Global communication scholarship often assumes a binary between media institutions and political actors. However, with the proliferation of new media the lines between what constitute a media organization and what constitute a political organization are continually blurring. Politically minded individuals are pioneering new business models and new means of connecting with audiences that are increasingly solicited and subsidized by political actors. Of course, propagandists for hire have existed since antiquity. However, the rise of a multi-modal and global distributed media system has expanded and complicated the role that contemporary propagandists can and do play in international political communication. States, attempting to reassert control over increasingly anarchic media flows, are seeking out new expertise and new mechanisms for public diplomacy and propaganda. As a consequence, a new range of individuals and businesses, which I term "information warrior$" for hire, have emerged to fill this market demand for disrupting, creating, or shaping meaning making online. This talk examines the emergence of this shadow industry of "information warriors" and the implications for the future of global communications, public diplomacy, and propaganda.

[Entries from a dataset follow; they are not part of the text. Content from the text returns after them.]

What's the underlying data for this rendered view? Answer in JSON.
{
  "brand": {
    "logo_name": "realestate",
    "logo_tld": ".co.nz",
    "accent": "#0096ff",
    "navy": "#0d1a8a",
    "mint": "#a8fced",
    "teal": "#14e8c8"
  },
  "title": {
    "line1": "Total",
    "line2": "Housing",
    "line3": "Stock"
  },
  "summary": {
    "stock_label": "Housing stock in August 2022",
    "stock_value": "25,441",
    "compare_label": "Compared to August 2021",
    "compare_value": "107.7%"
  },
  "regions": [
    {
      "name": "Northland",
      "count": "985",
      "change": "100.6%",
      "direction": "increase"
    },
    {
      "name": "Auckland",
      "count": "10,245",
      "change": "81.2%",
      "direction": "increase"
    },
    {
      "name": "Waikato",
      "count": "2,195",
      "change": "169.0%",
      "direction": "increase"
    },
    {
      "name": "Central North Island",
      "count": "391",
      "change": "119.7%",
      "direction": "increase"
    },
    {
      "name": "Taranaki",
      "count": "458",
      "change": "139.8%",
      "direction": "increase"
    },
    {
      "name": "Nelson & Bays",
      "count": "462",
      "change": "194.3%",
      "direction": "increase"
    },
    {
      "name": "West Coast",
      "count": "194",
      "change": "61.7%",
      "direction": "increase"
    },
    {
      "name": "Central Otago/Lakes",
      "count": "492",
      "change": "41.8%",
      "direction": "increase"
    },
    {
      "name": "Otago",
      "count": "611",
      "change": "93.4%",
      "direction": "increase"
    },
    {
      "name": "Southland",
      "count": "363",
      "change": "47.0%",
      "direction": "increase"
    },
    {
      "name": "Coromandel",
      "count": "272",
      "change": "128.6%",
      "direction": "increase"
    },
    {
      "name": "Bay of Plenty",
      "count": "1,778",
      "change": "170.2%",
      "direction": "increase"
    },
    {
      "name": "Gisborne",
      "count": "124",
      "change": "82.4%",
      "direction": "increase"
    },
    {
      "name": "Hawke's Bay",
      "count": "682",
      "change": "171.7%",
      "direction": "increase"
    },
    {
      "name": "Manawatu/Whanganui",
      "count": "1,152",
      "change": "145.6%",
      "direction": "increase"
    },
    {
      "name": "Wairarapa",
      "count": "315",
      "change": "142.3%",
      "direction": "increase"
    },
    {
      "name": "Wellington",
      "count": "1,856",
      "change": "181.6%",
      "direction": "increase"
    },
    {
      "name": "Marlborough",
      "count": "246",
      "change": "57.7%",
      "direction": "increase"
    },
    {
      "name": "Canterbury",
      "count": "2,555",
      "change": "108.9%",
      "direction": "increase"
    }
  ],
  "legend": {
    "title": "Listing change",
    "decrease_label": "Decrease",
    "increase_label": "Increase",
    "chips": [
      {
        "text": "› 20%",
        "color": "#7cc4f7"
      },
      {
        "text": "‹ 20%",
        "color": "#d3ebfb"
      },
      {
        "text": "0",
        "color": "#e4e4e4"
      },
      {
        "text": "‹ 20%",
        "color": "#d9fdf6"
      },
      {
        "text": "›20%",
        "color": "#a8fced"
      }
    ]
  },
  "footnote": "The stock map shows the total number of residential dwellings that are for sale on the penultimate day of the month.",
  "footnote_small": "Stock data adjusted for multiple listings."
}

Amelia Arsenault is an Assistant Professor of Communication at Georgia State University. She is currently working on a book project that explores the nascent industry of digital “information warriors,” who provide contract services to political actors seeking to influence the online media agenda. Her scholarly work has appeared in the International Journal of Communication, International Sociology, The ANNALS of the American Academy of Political and Social Science, and Information, Communication, and Society. Her co-edited book The Connective Mindshift (with Rhonda Zaharna and Ali Fischer) on the subject of networked public diplomacy was released in May 2013. She holds a B.A. in Film and History from Dartmouth College and an MSc in Global Media and Communication from the London School of Economics and Political Science, and a PhD from the University of Southern California, Annenberg School. Prior to her academic career, she spent several years as the film coordinator for the Zimbabwe International Film Festival Trust, a non-profit visual literacy organization in Harare, Zimbabwe.